The occasion was a videobridge -- a two-way videoconference -- organized by the US-Japan Technology Management Center at Stanford and TEPIA, a government-funded foundation in Tokyo established to provide information about advanced technology to the Japanese public and to promote international exchange.
The two-way link was a demonstration of the latest advances in telecommunications. It employed data compression techniques to squeeze two-way video through two ordinary phone lines. As a result, the large, projected images were a bit blurry and indistinct at times. But the Japanese location and participants were easily distinguished. In fact, the images were strikingly better than those that were possible a year or two ago, and the cost involved was about one-tenth that of the two-way satellite video links that have become commonplace today.
The videobridge started with brief presentations from Stanford and TEPIA. In the Stanford presentations, Dr. Harry Saal, president and chief executive officer of SmartValley Inc., described some of the programs of the private, non-profit group that was organized to improve Silicon Valley's infrastructure. William Wong from Enterprise Integrated Technologies summarized CommerceNet, a project designed to facilitate the use of the Internet for commercial transactions, and Burton Lee provided an overview of the Japan Window project that he manages.
From the Tokyo end, Stanford faculty, students and representatives from a number of Bay Area companies, were given a guided tour through the center's exhibition hall, which showcased a number of innovative Japanese multimedia products. These ranged from Virtual Ski -- an interactive system from NEC Corp. that combines a European-style ski machine with a big-screen view of a ski slope that speeds up, slows down and changes direction in response to shifts in the skier's weight -- to an NTT video-on- demand system that allow the subscriber to view, pause, forward and reverse the picture, much as a videotape machine operates.
TEO-Another Earth, an artificial world with weather, seasons, a diurnal cycle and stars at night, also was demonstrated. Currently, it is populated by a single, birdlike creature called "Phink." Phink responds to voices and people's distance from the video screen. Eventually, creators at Fujitsu Ltd. intend to populate the "world" with a number of different creatures.

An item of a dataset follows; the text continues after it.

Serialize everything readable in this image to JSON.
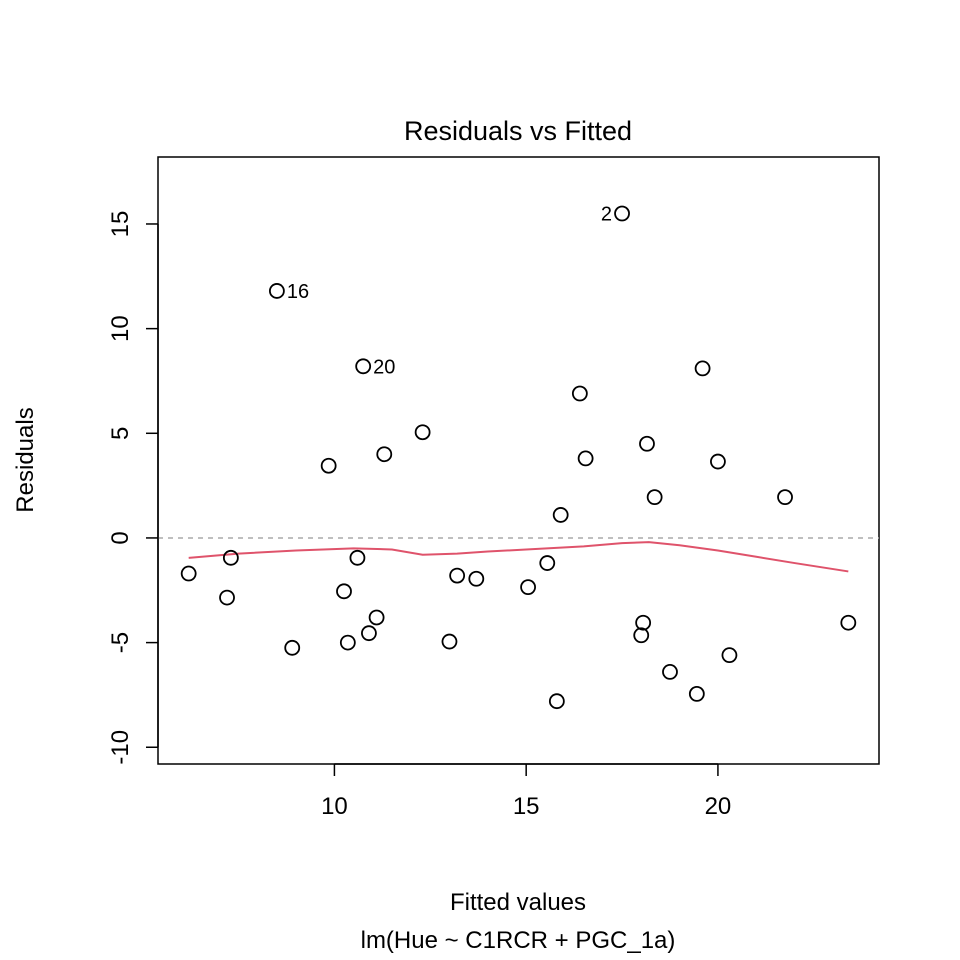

Yet another presentation was Ohbayashi Corp.'s vision of automated building construction that can build high-rises using robots instead of construction workers.
The highlight of the event was the open-ended discussion that followed the formal presentations and lasted for about an hour. While some of the questions were technical, such as a request for the latency in the Virtual Ski video display, others were more general. For example, a Japanese participant asked whether his impression that everyone in America had a home computer and that computer courses were taught at all the schools was correct.
The two-way translations sometimes created unexpected responses,. When the representative for a company that produces high-definition laser discs mentioned that its newest title addressed the "collision" between Mars and Mercury, he actually meant the "occultation" of Mars and Mercury.
Richard Dasher, associate director of the US-Japan Technology Management Center who emceed the Stanford end of the videoconference, said in his closing remarks: "In the past, we have relied on newspapers and TV and radio. Now we can talk to each other directly."